Boy did I earn these!

Leigh and I celebrated with a high five and sweaty hug.  I thanked my new friend for her help, and then we headed towards the crowd to find our families.  Roger and Cody were waiting, and I was so very happy to see them.  I headed home for a well-deserved beer, and a huge slice of cheesecake Cody had made especially for me.

Although I didn't beat my personal best time, I came awfully close.  Despite the dramatic slowdown over the final seven miles, I finished with a time of 4:32:30.  Not too shabby for a fast start, hot day, and slack training.  I owe a lot of this to my new buddy Leigh.  If not for her encouragement in the final miles, I'm sure this time would've been lots slower.  Thanks friend!

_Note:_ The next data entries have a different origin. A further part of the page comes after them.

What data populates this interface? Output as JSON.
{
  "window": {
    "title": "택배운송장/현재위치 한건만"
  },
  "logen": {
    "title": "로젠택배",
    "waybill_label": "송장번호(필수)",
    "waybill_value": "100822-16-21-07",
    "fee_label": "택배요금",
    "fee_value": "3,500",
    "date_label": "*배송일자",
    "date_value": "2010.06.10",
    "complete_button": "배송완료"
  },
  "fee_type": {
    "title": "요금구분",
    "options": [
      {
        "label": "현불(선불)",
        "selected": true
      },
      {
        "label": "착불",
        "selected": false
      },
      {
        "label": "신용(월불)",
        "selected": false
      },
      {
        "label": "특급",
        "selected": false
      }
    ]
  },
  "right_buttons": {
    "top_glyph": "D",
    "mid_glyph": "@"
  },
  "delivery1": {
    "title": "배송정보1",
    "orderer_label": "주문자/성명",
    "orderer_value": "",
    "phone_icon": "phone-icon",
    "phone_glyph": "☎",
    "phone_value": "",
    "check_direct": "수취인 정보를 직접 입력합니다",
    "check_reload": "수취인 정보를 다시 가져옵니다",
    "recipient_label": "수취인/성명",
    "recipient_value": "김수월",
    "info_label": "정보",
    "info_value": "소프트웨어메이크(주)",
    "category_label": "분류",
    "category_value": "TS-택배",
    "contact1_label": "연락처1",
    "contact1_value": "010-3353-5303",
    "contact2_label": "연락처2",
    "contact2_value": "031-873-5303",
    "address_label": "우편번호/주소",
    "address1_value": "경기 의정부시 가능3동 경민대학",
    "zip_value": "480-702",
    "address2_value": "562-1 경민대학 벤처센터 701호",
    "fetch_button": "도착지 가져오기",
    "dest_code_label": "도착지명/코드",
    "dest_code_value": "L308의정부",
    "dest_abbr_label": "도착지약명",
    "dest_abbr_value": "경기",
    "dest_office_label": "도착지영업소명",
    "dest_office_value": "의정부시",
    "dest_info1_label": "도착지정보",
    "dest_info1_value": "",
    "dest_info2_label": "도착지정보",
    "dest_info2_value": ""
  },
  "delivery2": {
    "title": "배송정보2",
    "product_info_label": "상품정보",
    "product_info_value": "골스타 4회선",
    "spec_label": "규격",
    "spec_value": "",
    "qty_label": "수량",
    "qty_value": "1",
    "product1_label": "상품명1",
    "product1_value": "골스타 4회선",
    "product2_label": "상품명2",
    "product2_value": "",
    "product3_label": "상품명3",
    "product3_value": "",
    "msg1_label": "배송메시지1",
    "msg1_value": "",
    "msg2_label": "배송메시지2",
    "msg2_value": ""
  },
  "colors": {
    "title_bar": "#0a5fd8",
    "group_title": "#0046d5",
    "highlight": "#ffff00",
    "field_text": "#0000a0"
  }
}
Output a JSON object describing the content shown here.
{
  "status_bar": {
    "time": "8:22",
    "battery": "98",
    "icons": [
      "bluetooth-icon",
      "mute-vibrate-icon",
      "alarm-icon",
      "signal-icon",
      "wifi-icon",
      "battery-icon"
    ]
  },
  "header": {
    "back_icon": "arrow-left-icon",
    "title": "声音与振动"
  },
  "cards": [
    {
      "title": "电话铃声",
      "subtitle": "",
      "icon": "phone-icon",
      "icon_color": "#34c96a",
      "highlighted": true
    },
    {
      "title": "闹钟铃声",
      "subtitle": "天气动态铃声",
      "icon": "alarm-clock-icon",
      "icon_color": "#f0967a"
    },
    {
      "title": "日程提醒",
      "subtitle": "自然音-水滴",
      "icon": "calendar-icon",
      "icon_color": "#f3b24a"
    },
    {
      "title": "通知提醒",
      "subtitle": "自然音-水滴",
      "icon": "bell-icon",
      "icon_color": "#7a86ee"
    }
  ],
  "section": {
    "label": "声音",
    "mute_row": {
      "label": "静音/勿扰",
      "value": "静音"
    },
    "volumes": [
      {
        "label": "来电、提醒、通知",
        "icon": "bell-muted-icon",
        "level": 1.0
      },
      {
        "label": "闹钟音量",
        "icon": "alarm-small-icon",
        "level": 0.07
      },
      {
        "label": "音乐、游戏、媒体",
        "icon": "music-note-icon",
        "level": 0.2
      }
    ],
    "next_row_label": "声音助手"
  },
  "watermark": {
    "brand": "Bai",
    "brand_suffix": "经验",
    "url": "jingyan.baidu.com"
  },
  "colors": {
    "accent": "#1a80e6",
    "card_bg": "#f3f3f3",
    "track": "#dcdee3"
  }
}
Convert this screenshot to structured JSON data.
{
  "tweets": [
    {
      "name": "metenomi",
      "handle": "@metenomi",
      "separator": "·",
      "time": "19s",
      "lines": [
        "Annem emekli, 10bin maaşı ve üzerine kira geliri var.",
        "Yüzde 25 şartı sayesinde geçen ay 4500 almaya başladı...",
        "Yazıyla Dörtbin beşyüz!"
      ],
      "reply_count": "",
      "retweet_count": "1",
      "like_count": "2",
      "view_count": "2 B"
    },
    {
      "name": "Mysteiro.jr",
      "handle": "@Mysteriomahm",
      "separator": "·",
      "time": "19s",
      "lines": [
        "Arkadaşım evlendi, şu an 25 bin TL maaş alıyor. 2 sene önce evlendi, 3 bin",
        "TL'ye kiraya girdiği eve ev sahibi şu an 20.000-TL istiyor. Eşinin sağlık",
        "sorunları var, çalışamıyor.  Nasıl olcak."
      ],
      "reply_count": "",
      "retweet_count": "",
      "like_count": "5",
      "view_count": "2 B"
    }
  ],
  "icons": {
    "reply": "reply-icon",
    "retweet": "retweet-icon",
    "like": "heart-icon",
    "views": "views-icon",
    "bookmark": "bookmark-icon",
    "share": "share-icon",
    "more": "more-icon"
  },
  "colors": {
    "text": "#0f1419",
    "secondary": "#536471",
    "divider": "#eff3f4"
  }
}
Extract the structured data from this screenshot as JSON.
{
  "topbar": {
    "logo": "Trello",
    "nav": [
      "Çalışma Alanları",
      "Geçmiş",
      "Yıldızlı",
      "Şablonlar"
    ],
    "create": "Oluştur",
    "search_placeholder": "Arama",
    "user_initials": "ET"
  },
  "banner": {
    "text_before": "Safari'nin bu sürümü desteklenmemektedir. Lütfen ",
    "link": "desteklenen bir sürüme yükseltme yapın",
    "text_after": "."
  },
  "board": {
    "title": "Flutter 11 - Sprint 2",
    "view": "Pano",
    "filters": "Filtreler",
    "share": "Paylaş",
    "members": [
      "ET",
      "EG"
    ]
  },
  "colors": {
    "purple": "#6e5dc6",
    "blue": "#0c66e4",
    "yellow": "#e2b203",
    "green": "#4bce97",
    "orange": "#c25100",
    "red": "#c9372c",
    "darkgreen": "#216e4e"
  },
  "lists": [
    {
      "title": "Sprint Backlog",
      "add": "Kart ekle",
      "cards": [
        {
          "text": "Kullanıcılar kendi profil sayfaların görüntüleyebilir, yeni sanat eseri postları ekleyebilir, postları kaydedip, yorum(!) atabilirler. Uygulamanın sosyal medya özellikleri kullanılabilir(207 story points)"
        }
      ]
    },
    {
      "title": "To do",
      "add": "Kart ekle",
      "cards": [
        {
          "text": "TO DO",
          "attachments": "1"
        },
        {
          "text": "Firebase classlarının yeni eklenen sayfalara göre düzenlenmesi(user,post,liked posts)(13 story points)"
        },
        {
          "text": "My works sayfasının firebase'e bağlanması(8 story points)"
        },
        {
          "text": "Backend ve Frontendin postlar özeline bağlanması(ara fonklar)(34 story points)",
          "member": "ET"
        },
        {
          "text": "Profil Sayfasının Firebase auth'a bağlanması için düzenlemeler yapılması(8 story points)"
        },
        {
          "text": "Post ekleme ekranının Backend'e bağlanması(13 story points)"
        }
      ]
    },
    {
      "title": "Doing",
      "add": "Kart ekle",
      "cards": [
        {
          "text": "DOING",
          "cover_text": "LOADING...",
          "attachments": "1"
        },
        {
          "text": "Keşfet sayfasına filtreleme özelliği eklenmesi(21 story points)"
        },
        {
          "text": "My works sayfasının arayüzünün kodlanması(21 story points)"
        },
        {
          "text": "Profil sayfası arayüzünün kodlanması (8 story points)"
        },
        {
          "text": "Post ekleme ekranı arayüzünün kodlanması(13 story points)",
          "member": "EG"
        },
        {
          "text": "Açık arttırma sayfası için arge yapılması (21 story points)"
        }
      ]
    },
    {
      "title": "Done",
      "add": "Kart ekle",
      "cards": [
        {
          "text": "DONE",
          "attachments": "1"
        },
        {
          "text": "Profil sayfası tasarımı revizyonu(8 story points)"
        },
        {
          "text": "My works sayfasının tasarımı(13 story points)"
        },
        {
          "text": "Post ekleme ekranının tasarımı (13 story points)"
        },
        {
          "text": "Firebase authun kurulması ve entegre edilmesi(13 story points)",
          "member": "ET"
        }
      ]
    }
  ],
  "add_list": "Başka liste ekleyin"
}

Am I ready to run another marathon?  No....I'm quite done for now. 

Time for some fall hikes!


  1. Great race report! I love how you make buddies along the way in many of your races, that probably means you're better company than you give yourself credit for. :)

  2. Wonderful post! As I read along I was cheering you on.
    Congrats, my friend, a race well run.
    Now it's time to go on a wonderful hike, in much cooler weather!

  3. Well done Linda. You have to experience it to know that 26.2 miles is such an endurance test. Your time was excellent considering the warm weather. Your last one? Mmm let's wait and see!

  4. Linda, congrats on finishing the marathon! I am glad you met friend Leigh to help you along too. Thanks for sharing, enjoy your day!

  5. Linda, this is a wonderful report, and isn't it nice to make new friends along the way? Congratulations on your run, you did great!

    Thanks so much for all your kind comments on my blog posts, you are a big encouragement to me and I really appreciate it.

  6. "Run in Feet, Dream in Miles" I love that statement on the t-shirt!

    What a great day. And you certainly earned that huge slice of cheesecake!

  7. Congratulations! I so wish I could do even a quarter of it. You're just an energizer bunny!

  8. Great post to read, Linda. What a great pal Leigh turned out to be! You can feel proud to have finished what you set out to do.

  9. I had marathon plans this year, but a week after the 20 mile run - I did 13 miles. Later that afternoon - my knee started hurting. And didn't stop. :( No half marathon...even my favorite 5k was ditched. Well - PT starts on the 29th. At this point - no more marathons for me...I'll just stick to halfs.

  10. Congrats on the finish, but yes I like your hikes better, lol.

  11. I give you a lot of credit Linda. Nice Job. I probably would have quit and just ate the cheesecake. LOL!

  12. Yay! You should be very proud!

  13. You are SUCH an inspiration to me Linda! What with your skiing, hiking and marathons you amaze me:) Congrats to you!
    PS: Great photos--loved the Mill's End Park photo!

  14. Awesome Linda! Fantastic that you and Linda started chatting. Just loved your sunrise shot. I'm not a morning person so I can't imagine having to be up soooo early and then run 26 miles!

  15. Aren't friends the best? Glad you found a new one to keep you going! I can't even imagine running that far. Good for you girl!!!!

  16. Honestly you amaze me! Congrats on a race well run,
    Oh and I love your smiles !

  17. Linda, I was cheering you on as I read the post! Great play by play of the race. I'm sure glad you had the point and shoot. I ran lots of races in my 40's, 50's, and into my 60's but in order to preserve my (still fine) knees, I opt to do fast walks and hiking on trails now that I'm 70. I still love watching races from the sidelines or on TV. My kids run for exercise and sometimes enter races (my 11 year old grandkids ran a 10K with their Dad this spring). I usually ran 10k's and also finished a couple half marathons. I hoped to run a marathon, but I could never commit the time to training. My son ran one for me a few years ago. I'm clapping for your accomplishment here in CO!